Fri Jun 19 01:00:00 CDT 2015

Consensus Actual Previous
Month over Month 0.2% 0.0% 0.1%
Year over Year -1.1% -1.3% -1.5%

Producer prices were unchanged on the month in May following a run of three successive 0.1 percent rises. Annual PPI inflation was still strongly negative but, at minus 1.3 percent, a couple of ticks above its April mark and at its highest level in half a year. The results were on the weak side of market expectations.

The stability of the headline index masked a 0.2 percent monthly increase in the price of basics and a 0.1 percent dip in consumer goods. Capital goods were also flat but energy was 0.2 percent lower. As a result, excluding energy the PPI was similarly stable at its April level and, at minus 0.3 percent, the annual core rate also matched the previous period's outturn.
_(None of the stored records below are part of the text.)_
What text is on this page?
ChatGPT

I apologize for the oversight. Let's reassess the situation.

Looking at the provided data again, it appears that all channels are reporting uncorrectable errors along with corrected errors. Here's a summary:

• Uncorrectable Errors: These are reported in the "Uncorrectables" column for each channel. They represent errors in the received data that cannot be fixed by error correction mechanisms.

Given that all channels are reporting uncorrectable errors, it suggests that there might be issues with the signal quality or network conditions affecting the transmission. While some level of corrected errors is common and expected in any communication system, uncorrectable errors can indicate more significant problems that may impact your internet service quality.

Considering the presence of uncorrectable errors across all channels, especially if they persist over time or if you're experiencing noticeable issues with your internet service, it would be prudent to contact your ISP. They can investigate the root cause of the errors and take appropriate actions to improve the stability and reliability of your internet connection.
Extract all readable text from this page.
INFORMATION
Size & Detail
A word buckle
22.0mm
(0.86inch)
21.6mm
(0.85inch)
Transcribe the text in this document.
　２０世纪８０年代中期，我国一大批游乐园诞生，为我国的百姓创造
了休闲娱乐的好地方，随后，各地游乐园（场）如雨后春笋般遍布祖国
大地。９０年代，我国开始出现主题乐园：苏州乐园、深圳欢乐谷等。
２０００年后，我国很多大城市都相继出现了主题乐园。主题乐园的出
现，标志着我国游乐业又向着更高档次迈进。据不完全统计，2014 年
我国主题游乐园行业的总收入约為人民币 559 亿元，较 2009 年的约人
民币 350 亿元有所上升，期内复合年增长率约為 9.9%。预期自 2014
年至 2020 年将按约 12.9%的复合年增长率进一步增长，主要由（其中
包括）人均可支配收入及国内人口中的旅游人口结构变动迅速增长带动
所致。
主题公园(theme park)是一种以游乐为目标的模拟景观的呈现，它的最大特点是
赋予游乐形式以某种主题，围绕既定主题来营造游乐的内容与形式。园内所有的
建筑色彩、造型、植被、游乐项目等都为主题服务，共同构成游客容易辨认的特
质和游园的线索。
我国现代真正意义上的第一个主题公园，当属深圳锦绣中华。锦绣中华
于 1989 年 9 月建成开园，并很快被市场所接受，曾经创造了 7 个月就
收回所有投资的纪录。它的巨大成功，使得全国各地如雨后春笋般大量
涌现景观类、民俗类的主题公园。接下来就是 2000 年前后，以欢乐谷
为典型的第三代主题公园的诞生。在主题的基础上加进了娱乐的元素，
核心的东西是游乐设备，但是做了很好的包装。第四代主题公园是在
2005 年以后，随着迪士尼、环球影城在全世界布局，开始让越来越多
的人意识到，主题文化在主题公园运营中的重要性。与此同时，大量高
May's PPI data further reduce deflationary risks but also suggest that a rapid recovery in consumer prices in not on the cards anytime soon.

The producer price index (PPI) is a measure of the average price level of raw materials and industrial products produced in Germany. This includes manufacturing, energy and water and mining.

The PPI measures prices at the producer level before they are passed along to consumers. Since the producer price index measures prices of consumer goods and capital equipment, a portion of the inflation at the producer level gets passed through to the consumer price index (CPI).

Because the index of producer prices measures price changes at an early stage in the economic process, it can serve as an indicator of future inflation trends. The producer price index and its sub-indexes are often used in business contracts for the adjustment of recurring payments. They also are used to deflate other values of economic statistics like the production index. It should be noted that the PPI excludes construction. These price statistics cover both the sales of industrial products to domestic buyers at different stages in the economic process and the sales between industrial enterprises.

The PPI provides a key measure of inflation alongside the consumer price indexes and GDP deflators. The PPI is considered a precursor of both consumer price inflation and profits. If the prices paid to manufacturers increase, businesses are faced with either charging higher prices or they taking a cut in profits. The ability to pass along price increases depends on the strength and competitiveness of the marketplace.

The bond market rallies when the PPI decreases or posts only small increases, but bond prices fall when the PPI posts larger-than-expected gains. The equity market rallies with the bond market because low inflation promises low interest rates and is good for profits.